Des critiques ont également été émises sur la création d'une nouvelle ASBL pour la piscine communale. Ecolo estime que ses statuts ne permettent pas d'assurer un bon contrôle de ses activités. MVW regrette l'absence d'un plan financier et aurait préféré une réforme de Waterloo Sports plutôt que la mise sur pied d'une nouvelle association.

La bourgmestre (MR) a rappelé que les statuts avaient été réalisés par des fonctionnaires. "Ils ont ensuite été révisés par des avocats spécialisés qui ont vérifié qu'ils se conformaient au nouveau Code des sociétés auxquelles les ASBL sont désormais soumises. Nous vous invitons donc à nous adresser vos remarques par écrit, nous les transmettrons au cabinet d'avocats pour lui demander son avis. Par ailleurs, nous voulions absolument repartir d'une page blanche pour créer une association plus petite que ne l'est Waterloo Sports."

Enfin, au sujet de la Régie communale ordinaire (RCO), Ecolo et MVW s'interrogent sur l'impact budgétaire et l'intérêt financier de sa création et se demandent pourquoi le choix ne s'est pas plutôt porté sur une Régie communale autonome (RCA) permettant d'obtenir des subsides de la Communauté française.

La bourgmestre, appuyée par le Directeur financier pour les aspects techniques, a précisé que la création d'une RCO était moins lourde que celle d'une RCA. "Cela ne signifie pas que nous ne passerons jamais à une RCA, mais nous voulions avancer et être efficaces pour ne pas faire traîner ce dossier, a-t-elle souligné.
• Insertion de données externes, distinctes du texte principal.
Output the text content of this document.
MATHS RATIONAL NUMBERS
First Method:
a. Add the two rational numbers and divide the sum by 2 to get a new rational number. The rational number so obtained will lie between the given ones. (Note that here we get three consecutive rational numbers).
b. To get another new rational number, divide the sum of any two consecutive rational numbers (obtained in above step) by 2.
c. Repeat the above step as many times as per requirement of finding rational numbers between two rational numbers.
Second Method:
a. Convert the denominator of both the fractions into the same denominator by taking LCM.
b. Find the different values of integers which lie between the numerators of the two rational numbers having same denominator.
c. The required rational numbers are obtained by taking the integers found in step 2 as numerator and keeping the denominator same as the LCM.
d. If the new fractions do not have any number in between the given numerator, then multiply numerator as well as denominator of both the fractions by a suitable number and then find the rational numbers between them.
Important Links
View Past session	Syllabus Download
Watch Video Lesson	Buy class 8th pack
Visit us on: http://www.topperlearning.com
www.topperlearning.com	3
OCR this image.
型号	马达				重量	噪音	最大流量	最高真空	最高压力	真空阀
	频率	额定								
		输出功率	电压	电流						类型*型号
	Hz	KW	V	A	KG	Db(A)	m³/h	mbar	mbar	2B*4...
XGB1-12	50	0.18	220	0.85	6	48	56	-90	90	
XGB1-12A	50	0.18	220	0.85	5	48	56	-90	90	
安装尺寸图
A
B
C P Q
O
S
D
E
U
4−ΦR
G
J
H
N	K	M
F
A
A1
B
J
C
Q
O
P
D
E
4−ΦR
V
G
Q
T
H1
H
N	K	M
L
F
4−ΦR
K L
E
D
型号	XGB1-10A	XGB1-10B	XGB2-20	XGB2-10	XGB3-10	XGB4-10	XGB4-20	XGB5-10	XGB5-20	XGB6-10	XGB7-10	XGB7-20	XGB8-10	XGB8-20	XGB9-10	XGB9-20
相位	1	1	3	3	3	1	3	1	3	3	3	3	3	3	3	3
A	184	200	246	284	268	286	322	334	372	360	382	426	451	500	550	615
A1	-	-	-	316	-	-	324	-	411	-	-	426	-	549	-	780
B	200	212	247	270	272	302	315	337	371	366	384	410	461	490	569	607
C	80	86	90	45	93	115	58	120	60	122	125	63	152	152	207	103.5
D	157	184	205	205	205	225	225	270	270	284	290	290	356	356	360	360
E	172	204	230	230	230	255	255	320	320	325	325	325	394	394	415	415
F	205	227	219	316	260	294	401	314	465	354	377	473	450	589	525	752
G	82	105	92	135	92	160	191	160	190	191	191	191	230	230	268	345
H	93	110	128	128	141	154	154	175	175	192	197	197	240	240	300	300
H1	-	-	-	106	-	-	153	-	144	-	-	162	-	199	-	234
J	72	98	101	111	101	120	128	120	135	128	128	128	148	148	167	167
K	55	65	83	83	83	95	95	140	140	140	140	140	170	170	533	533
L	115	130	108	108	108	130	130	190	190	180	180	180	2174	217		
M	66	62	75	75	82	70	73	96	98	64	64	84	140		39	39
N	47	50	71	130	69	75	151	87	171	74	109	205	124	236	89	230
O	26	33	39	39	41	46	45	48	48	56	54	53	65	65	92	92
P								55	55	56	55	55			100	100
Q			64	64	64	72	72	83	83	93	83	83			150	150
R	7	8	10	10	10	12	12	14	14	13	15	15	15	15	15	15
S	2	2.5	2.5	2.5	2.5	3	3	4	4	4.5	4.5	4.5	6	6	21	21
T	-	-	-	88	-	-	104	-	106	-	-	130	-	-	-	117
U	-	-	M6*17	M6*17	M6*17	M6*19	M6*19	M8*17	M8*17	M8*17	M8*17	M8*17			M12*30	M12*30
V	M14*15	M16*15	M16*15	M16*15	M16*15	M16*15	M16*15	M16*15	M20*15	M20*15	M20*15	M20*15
Pour conclure, notre volonté est de ne plus confier un financement aussi important à une ASBL que ce qui était autrefois attribué à Waterloo Sports. La Régie communale ordinaire permettra à la Commune de gérer directement l'entretien de ses infrastructures sportives. La mise en concession au secteur privé transférera la gestion du Waterloo Tennis et de l'HORECA à des professionnels du sport et de la restauration. Enfin, concernant la piscine, nous nous sommes basés sur l'expérience d'autres Communes. Son organisation, ses horaires, le personnel qui y travaille sont très spécifiques. Nous avons donc souhaité créer un ASBL plus petite et purement communale pour en avoir une vision très claire. Le problème avec Waterloo Sports, c'est qu'elle avait pris une telle ampleur qu'il était devenu extrêmement complexe d'en assurer le contrôle quotidien. Nous pouvions en vérifier les comptes et la gestion globale, mais pas ce qui s'y faisait au jour le jour. C'est pourquoi nous préférons aujourd'hui redémarrer avec des structures plus simples et plus petites."

La majorité MR a approuvé ces différents points. Ecolo et MVW les ont rejetés.